World Cup 2006 Features

Don't mention the war

By Andy Goldberg Jul 4, 2006, 11:47 GMT

Berlin - Whoever lifts the World Cup on Sunday, German organizers can already pat themselves on the back. The stadiums have been full, the fan zones have turned the tournament into a month long street party, there has been no sign of any neo-Nazism and the success of the German team in getting to the final stages with flair and determination has all the pundits talking about a new German national identity.

Germany is also enjoying a new international image. For the first time in over 60 years most people don't automatically identify the country with the horrors of World War II, but rather with organizing what may be the most widely watched sports event in history.

What one colleague calls the 'don't mention the war' syndrome appears to have been religiously followed by all the media, participants and politicians.

Thousands of English fans may have violated the dogma by singing football chants based on WWII songs and film themes, and waving inflatable models of Spitfire fighter planes, while Dutch supporters who wanted to cheer their team in the stands by wearing plastic orange hats in the shape of German WWII helmets were politely told to take them off.

But these were lone exceptions. The official line is that while Germans will forever recognise the heinous crimes of the Nazis it is now time to move on and allow the country to define itself through its current values and its essential contributions to civilization over hundreds of years.

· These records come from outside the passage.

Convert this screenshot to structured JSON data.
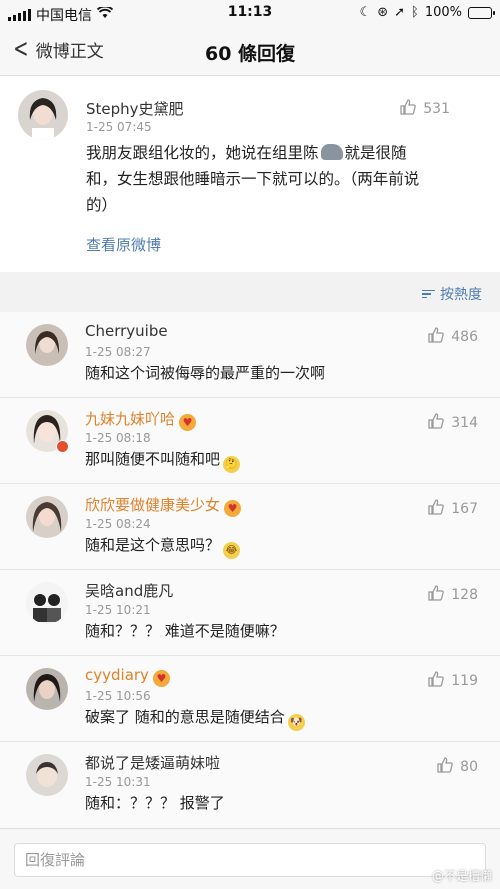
{
  "status_bar": {
    "carrier": "中国电信",
    "time": "11:13",
    "battery": "100%"
  },
  "nav": {
    "back_label": "微博正文",
    "title": "60 條回復"
  },
  "original_post": {
    "username": "Stephy史黛肥",
    "time": "1-25 07:45",
    "likes": "531",
    "text_line1_a": "我朋友跟组化妆的，她说在组里陈",
    "text_line1_b": "就是很随",
    "text_line2": "和，女生想跟他睡暗示一下就可以的。（两年前说",
    "text_line3": "的）",
    "view_original": "查看原微博"
  },
  "sort": {
    "label": "按熱度"
  },
  "comments": [
    {
      "username": "Cherryuibe",
      "time": "1-25 08:27",
      "likes": "486",
      "text": "随和这个词被侮辱的最严重的一次啊",
      "emoji": ""
    },
    {
      "username": "九妹九妹吖哈",
      "time": "1-25 08:18",
      "likes": "314",
      "text": "那叫随便不叫随和吧",
      "emoji": "🤔"
    },
    {
      "username": "欣欣要做健康美少女",
      "time": "1-25 08:24",
      "likes": "167",
      "text": "随和是这个意思吗？",
      "emoji": "😂"
    },
    {
      "username": "吴晗and鹿凡",
      "time": "1-25 10:21",
      "likes": "128",
      "text": "随和？？？ 难道不是随便嘛？",
      "emoji": ""
    },
    {
      "username": "cyydiary",
      "time": "1-25 10:56",
      "likes": "119",
      "text": "破案了 随和的意思是随便结合",
      "emoji": "🐶"
    },
    {
      "username": "都说了是矮逼萌妹啦",
      "time": "1-25 10:31",
      "likes": "80",
      "text": "随和：？？？ 报警了",
      "emoji": ""
    }
  ],
  "bottom": {
    "reply_placeholder": "回復評論",
    "watermark": "@不是槽懶"
  },
  "colors": {
    "link": "#507daf",
    "vip_name": "#e0822b",
    "muted": "#999999"
  }
}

Few observers can have much argument with that desire. But after visiting the memorial at the Sachsenhausen Concentration Camp, the Jewish Museum and the Holocaust Memorial in recent days I was surprised at the scant number of visitors. Even more, I was disappointed that not one of the 32 teams that took part in the tournament had found an hour or two to visit sites that mark the most cataclysmic event of the 20th century.


How UnGerman

Given their reputation as superb organizers it is unsurprising that every facet of the World Cup is running like clockwork. But there is one factor that the World Cup bureaucrats failed to take into account: that when people consume litre after litre of alcohol they will need to get rid of all that liquid somehow.

On days when the fan zone in central Berlin is filled with 750,000 fans, experts reckon that spectators produce at least 200,000 litres of urine. Even if the 300 toilets in the zone were capable of handling the flow, so to speak, the fact is that many customers can't be bothered waiting in line, or paying the 50 cent fee that is customary in all German public conveniences.

This has turned the Germans into 'world champions of public pissing' according to one local publication with tipsy Teutons making good use of plants, bushes, fences, subway stations and walls wherever they find them.

'The urea sinks into the ground as ammonia. In small quantities this is a good fertiliser, but too much acidity is bad for the soil and could damage or even kill the trees,' warned Tilman Lamparter, a biologist at Berlin's Free University.


Bild does it again

The country's most popular tabloid Bild has always had a penchant for lavatory humour, and displayed its undoubted class with a unique take on the urine saga.

It gave prominent display to a series of photos of a woman it described only a 'huebsche Susi' (pretty Susi) who was forced to squat near a fence at the fan mile along with the blokes to relieve herself.

Readers could not have been surprised at the tastelessness of this photo spread. The previous day the paper devoted its page three to a series of up-skirt photos of a female fan who revealed a little too much as the she climbed over some seats at the last Germany game.


The green World Cup

With the tournament in its closing days visitors and Germans alike cannot get over their amazement at the balmy weather that has often been hotter than the conditions of the last tournament held in Japan and South Korea.

Scientists have no doubt been too busy watching the games to analyze the phenomenon, but no doubt they will shortly reveal that it is yet another proof of global warming, and a handy excuse for yet another abysmal performance by the England team.

All of which supports the prescience of the German planners who vowed to make this the greenest World Cup ever and according to the Environmental News Service have far surpassed their goals.

Over half the 3.2 million fans who went to the games have left their cars at home, walking, biking or taking public transport, including hydrogen-powered shuttle buses to the stadiums.

Inside the grounds themselves drinks are sold in reusable plastic cups, with a one euro deposit repayable on their return. Many of the stadiums have much of their power needs met by solar panels, and other eco-friendly features like water free urinals.

Some of these even feature little goals with a tiny red ball to help those fans whose aim may not be as deadly as that of top-scoring German striker Miroslave Klose.